I had no idea what sense. Sound? It felt open one side, closed the other. A flat expanse, in that terrain, could only mean water. The sense of a barrier, like a wall on my right, had to be hill. Coming round the next blind bend the left-hand trees thinned to reveal a broad expanse of loch behind. Opposite, the mountain we skirted glowered above the road.
That was Thursday evening. We returned on Sunday. In between we visited Inveraray and Oban, walked around Ardbrecknish, chatted with my birthday son’s friends. Instead of joining the evening parties, I babysat my sleeping grandsons, accompanied by notepad and pen. It was the first uninterrupted quiet time since before Christmas. I wrote one word.
Sometimes, it’s just too late. When my mind drifts, it doesn’t fish for words, phrases, to catch a poem. It searches memory, turning over moments of life shared with my sister. Two wee girls up to mischief. Teenage squabbles. Adult trauma. Closeness and distance. Returning home, the practicalities, things still to be done, leapt into the space that hadn’t, after all, been empty.
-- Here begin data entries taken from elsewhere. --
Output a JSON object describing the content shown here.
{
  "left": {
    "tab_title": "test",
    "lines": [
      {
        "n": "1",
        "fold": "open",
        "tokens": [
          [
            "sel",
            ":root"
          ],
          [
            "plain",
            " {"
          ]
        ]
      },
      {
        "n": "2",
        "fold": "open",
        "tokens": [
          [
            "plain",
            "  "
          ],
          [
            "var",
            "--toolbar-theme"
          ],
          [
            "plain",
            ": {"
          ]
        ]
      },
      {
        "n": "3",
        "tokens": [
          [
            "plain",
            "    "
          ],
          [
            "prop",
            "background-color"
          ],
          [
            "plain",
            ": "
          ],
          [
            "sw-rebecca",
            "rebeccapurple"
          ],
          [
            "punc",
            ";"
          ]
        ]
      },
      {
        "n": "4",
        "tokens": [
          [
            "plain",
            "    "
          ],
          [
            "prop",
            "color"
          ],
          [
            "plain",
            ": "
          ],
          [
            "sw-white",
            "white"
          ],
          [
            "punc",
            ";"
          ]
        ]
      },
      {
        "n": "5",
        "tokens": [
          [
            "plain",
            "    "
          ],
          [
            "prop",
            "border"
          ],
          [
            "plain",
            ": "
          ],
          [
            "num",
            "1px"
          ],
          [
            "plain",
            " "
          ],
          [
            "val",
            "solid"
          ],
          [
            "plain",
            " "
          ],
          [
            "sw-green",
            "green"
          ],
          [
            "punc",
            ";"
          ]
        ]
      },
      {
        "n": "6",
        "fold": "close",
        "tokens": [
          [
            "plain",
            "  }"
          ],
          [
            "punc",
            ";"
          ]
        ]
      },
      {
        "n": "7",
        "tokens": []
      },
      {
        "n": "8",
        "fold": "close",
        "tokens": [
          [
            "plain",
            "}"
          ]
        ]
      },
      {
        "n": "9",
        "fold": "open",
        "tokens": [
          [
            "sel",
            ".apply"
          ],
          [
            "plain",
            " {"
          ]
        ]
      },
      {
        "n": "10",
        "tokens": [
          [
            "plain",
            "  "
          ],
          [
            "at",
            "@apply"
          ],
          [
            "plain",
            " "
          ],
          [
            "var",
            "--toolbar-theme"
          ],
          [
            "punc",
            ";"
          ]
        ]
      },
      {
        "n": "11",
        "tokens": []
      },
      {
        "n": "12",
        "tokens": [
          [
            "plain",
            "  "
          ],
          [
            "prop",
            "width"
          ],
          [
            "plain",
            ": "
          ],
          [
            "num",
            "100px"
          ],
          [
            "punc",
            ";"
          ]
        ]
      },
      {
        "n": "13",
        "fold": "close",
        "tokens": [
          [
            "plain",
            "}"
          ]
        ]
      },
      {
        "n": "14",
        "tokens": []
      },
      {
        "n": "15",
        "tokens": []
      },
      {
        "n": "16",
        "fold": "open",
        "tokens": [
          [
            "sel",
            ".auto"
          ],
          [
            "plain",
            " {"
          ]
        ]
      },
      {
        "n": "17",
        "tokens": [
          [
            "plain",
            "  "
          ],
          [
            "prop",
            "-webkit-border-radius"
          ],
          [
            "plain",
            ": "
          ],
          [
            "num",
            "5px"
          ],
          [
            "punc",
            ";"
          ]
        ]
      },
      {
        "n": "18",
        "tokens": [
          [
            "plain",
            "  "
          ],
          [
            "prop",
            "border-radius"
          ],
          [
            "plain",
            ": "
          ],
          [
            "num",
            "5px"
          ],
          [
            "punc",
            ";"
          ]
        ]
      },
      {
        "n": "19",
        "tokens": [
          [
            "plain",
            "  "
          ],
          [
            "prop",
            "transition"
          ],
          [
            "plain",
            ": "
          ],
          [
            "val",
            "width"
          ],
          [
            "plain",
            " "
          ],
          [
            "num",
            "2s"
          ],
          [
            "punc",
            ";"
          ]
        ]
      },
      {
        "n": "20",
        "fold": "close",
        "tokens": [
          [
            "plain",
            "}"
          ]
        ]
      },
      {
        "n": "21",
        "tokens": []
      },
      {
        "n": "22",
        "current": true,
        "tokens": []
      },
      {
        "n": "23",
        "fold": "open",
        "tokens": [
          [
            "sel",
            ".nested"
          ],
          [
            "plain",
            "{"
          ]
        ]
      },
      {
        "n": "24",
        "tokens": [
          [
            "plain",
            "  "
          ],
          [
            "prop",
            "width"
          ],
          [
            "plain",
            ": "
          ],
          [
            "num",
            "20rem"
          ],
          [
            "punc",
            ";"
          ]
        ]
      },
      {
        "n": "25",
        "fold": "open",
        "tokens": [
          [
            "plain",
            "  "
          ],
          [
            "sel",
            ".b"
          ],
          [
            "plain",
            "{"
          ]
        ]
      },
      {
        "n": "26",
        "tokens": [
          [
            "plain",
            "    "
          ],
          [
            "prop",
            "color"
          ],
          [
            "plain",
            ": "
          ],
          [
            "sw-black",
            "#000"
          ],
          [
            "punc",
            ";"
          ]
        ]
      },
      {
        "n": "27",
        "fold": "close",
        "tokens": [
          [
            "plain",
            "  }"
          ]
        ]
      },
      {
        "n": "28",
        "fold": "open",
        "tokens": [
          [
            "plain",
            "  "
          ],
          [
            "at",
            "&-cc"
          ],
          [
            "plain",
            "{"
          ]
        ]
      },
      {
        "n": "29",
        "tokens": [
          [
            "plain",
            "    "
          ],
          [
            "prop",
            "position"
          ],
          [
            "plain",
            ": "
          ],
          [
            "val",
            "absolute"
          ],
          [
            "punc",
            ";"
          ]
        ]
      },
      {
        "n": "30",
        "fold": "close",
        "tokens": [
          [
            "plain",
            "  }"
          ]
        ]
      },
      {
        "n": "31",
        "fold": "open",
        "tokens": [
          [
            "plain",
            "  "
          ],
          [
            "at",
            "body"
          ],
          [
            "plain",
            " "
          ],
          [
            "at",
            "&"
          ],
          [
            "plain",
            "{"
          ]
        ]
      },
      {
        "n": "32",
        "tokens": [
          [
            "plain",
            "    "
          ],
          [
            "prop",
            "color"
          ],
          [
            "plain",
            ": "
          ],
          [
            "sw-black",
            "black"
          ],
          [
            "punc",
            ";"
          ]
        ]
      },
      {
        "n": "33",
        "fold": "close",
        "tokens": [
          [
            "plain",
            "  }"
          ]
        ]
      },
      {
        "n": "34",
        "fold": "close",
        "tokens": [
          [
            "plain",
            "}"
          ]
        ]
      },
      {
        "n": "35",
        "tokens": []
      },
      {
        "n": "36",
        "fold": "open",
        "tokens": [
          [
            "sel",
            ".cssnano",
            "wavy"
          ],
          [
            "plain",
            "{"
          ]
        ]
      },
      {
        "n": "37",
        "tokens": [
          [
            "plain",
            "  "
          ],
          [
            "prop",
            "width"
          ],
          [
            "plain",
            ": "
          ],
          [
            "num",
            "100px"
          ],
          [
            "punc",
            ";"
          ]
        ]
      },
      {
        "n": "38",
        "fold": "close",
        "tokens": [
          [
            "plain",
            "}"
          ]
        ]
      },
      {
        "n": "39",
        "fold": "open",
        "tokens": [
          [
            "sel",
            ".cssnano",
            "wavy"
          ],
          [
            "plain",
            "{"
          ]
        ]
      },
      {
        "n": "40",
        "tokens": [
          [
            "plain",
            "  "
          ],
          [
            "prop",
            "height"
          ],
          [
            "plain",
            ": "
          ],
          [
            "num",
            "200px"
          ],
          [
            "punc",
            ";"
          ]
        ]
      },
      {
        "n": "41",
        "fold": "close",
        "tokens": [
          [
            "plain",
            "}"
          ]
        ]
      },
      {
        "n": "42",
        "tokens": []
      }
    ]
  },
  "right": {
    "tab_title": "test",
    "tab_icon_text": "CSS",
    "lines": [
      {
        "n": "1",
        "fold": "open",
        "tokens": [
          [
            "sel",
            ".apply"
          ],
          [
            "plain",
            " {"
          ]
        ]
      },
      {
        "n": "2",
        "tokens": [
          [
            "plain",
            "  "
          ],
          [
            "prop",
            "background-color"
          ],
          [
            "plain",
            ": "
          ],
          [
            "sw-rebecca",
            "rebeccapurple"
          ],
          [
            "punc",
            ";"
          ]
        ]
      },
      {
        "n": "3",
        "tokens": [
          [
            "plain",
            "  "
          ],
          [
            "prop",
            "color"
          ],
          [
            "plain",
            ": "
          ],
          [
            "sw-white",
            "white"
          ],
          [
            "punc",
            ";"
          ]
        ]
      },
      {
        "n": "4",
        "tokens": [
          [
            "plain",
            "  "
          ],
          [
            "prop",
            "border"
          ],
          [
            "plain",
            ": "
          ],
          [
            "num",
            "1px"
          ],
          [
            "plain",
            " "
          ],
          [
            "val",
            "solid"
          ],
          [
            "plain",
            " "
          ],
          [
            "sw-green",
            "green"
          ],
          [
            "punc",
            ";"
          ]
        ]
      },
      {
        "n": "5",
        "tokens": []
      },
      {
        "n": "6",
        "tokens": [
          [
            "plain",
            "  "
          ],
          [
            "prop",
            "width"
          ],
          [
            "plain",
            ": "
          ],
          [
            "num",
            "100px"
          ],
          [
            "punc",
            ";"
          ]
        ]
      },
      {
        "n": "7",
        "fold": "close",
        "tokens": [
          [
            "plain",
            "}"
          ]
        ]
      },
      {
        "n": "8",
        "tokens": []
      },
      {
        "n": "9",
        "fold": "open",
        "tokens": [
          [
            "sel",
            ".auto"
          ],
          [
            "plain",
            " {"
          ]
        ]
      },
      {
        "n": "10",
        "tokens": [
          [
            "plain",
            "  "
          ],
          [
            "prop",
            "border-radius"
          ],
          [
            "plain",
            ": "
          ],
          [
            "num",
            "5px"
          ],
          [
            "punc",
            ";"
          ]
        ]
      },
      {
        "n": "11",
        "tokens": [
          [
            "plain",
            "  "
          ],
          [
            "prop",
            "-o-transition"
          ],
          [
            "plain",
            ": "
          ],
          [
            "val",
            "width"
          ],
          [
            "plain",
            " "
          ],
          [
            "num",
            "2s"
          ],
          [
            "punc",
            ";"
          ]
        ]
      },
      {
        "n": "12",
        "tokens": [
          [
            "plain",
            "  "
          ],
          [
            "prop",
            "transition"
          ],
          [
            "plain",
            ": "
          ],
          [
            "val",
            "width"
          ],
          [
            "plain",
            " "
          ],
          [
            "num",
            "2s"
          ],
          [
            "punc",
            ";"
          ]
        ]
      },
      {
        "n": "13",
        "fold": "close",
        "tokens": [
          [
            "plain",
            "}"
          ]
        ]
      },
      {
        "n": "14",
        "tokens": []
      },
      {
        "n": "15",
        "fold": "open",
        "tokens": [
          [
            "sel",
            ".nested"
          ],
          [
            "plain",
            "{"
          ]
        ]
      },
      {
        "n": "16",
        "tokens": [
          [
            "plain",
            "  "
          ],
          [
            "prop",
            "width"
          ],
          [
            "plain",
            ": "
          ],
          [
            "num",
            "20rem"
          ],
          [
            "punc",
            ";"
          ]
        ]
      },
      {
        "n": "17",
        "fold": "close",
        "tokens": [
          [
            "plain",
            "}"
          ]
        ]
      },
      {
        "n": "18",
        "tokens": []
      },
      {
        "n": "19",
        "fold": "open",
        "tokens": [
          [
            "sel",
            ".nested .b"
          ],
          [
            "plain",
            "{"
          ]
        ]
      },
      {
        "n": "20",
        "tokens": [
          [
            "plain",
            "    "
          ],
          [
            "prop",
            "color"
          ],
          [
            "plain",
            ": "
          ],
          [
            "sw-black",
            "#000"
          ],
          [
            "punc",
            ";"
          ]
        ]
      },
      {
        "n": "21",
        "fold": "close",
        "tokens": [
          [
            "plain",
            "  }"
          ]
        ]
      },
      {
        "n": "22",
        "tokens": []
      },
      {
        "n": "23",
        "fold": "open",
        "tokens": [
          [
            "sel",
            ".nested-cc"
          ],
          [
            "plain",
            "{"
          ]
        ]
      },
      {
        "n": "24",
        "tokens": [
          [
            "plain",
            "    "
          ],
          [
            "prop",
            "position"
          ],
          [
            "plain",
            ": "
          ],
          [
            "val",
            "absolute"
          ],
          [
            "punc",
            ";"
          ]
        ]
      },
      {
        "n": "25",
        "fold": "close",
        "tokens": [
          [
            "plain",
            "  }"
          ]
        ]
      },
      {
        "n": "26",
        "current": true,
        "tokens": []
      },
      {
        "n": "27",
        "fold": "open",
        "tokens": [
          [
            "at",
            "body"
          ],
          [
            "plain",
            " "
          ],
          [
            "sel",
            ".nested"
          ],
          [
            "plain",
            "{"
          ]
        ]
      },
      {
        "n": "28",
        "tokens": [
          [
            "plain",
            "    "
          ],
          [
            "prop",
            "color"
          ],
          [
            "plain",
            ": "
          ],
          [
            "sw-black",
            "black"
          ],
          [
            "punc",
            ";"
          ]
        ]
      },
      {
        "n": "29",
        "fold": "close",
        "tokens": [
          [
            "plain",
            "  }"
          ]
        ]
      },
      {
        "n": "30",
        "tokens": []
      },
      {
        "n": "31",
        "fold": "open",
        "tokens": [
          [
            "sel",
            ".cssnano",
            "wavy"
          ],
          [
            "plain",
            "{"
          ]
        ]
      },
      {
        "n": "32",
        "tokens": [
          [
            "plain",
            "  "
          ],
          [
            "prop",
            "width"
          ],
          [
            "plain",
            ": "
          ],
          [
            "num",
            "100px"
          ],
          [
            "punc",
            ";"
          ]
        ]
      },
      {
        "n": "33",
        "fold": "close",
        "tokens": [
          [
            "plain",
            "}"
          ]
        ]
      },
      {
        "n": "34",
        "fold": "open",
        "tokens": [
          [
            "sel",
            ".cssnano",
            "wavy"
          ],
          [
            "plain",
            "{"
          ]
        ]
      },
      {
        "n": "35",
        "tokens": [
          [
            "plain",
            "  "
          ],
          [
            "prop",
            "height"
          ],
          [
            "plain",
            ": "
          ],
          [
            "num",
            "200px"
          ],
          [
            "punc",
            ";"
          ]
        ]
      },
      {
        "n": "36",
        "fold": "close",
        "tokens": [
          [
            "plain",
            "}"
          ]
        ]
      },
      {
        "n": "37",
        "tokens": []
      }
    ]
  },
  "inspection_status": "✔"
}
This morning, I was wakened by a call from my cousin in New Zealand. It’s almost fifty years since we spoke. He was seven when they emigrated, the contact kept by his mother, my aunt. He had abandoned a difficult email in favour of the human voice and spoken words. I’m amazed, yet again, at the strength of that physical connection we call family, at its survival even when deprived of shared events, involvement, history.
The poem, complete with comment, is due on Friday. Today is Wednesday, and it’s night. I have a title, an idea that might or might not have worked but even though I sense it shifting, I doubt it can be fished out now.